Tuesday, January 29, 2013

YRC Q1 EPS Beats, Operating Loss Improves

Shares of trucking company YRC Worldwide (YRCW) are down 3 cents, or 5%, at 58 cents after the company this morning reported a 29% drop in revenue, to $1.06 billion, missing the average $1.11 billion estimate, yielding a net loss per share of 33 cents, 15 cents better than expected.

YRC CEO Bill Zollars has promised to get the struggling freight hauler back to pre-tax profitability this quarter, and Q1 showed some signs of improvement in that direction. Adjusted Ebitda loss narrowed each month, from $27 million in January to $21 million in February to $5 million in March.

YRC’s total tons of freight hauled fell by 35% while revenue per hundredweight rose 0.4% including a fuel surcharge. The company’s volume rose in April from March, it said, both in national and regional freight hauling.

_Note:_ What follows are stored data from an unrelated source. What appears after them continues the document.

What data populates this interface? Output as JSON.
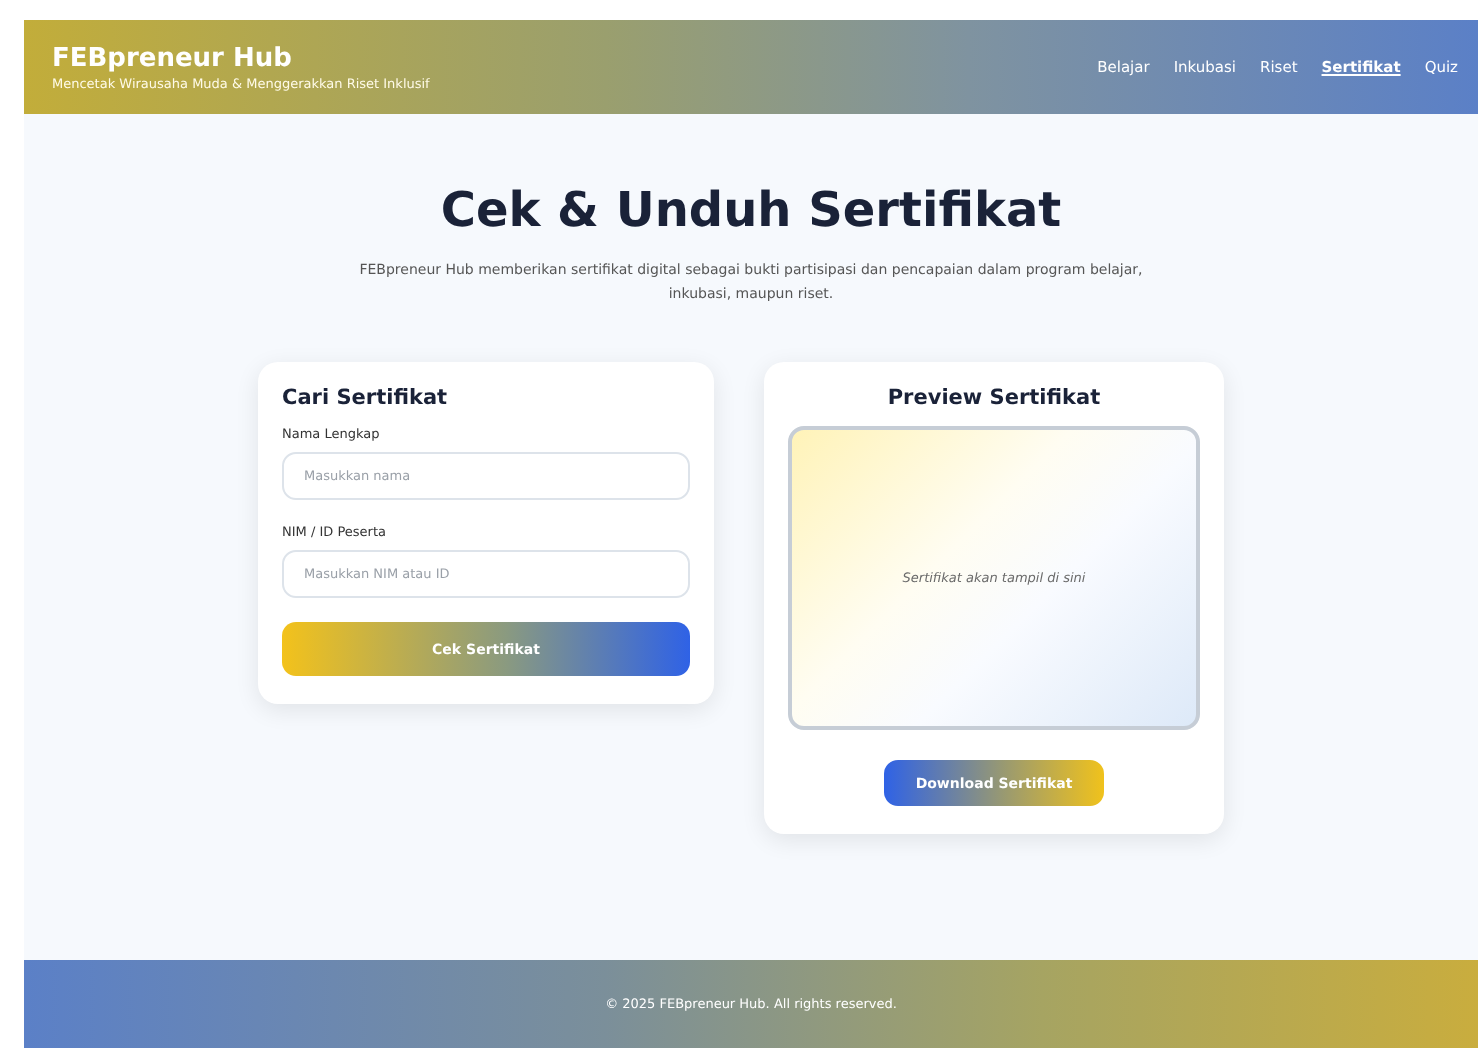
{
  "header": {
    "brand": "FEBpreneur Hub",
    "tagline": "Mencetak Wirausaha Muda & Menggerakkan Riset Inklusif",
    "nav": [
      {
        "label": "Belajar",
        "selected": false
      },
      {
        "label": "Inkubasi",
        "selected": false
      },
      {
        "label": "Riset",
        "selected": false
      },
      {
        "label": "Sertifikat",
        "selected": true
      },
      {
        "label": "Quiz",
        "selected": false
      }
    ]
  },
  "hero": {
    "title": "Cek & Unduh Sertifikat",
    "description": "FEBpreneur Hub memberikan sertifikat digital sebagai bukti partisipasi dan pencapaian dalam program belajar, inkubasi, maupun riset."
  },
  "search_card": {
    "title": "Cari Sertifikat",
    "fields": [
      {
        "label": "Nama Lengkap",
        "placeholder": "Masukkan nama"
      },
      {
        "label": "NIM / ID Peserta",
        "placeholder": "Masukkan NIM atau ID"
      }
    ],
    "button": "Cek Sertifikat"
  },
  "preview_card": {
    "title": "Preview Sertifikat",
    "placeholder_text": "Sertifikat akan tampil di sini",
    "button": "Download Sertifikat"
  },
  "footer": {
    "text": "© 2025 FEBpreneur Hub. All rights reserved."
  }
}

YRC has “stabilized its customer base,” said Zollars in the statement, and its “Regional companies have a lot of momentum.”

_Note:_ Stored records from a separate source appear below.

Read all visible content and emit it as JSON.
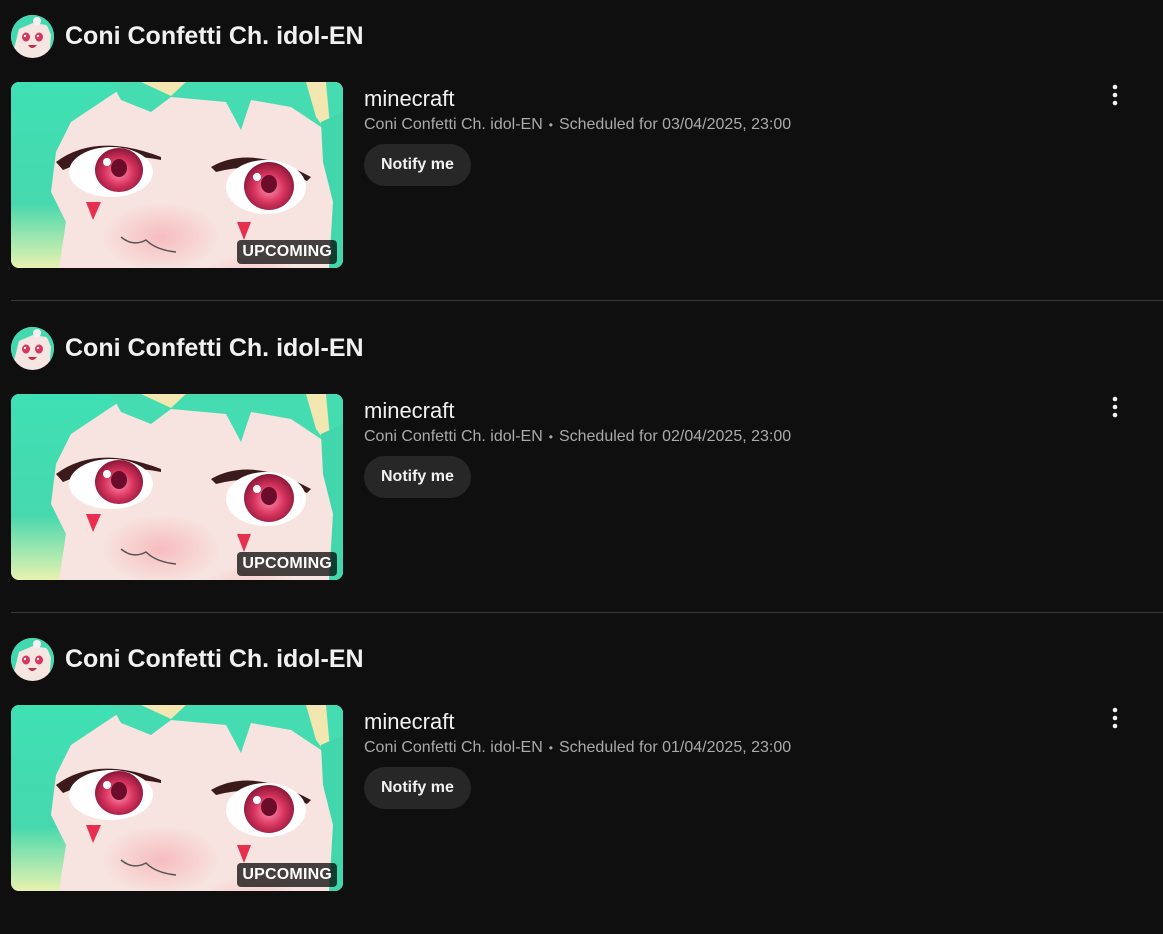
{
  "colors": {
    "background": "#0f0f0f",
    "button_bg": "#272727",
    "meta_text": "#aaaaaa",
    "hair": "#3ed9b0",
    "eye": "#d5285c"
  },
  "icons": {
    "more": "more-vert-icon"
  },
  "sections": [
    {
      "channel": "Coni Confetti Ch. idol-EN",
      "title": "minecraft",
      "meta_channel": "Coni Confetti Ch. idol-EN",
      "separator": "•",
      "schedule": "Scheduled for 03/04/2025, 23:00",
      "badge": "UPCOMING",
      "notify": "Notify me"
    },
    {
      "channel": "Coni Confetti Ch. idol-EN",
      "title": "minecraft",
      "meta_channel": "Coni Confetti Ch. idol-EN",
      "separator": "•",
      "schedule": "Scheduled for 02/04/2025, 23:00",
      "badge": "UPCOMING",
      "notify": "Notify me"
    },
    {
      "channel": "Coni Confetti Ch. idol-EN",
      "title": "minecraft",
      "meta_channel": "Coni Confetti Ch. idol-EN",
      "separator": "•",
      "schedule": "Scheduled for 01/04/2025, 23:00",
      "badge": "UPCOMING",
      "notify": "Notify me"
    }
  ]
}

The company said it yesterday reset certain debt covenants, including a requirement to deliver $5 million in Ebitda this quarter, and $100 million cumulatively for Q2 through Q4, and to maintain $25 million in cash on the books.

YRC had $18 million in cash from operations during the quarter, leaving it with $130 million in cash and equivalents at the end of the quarter.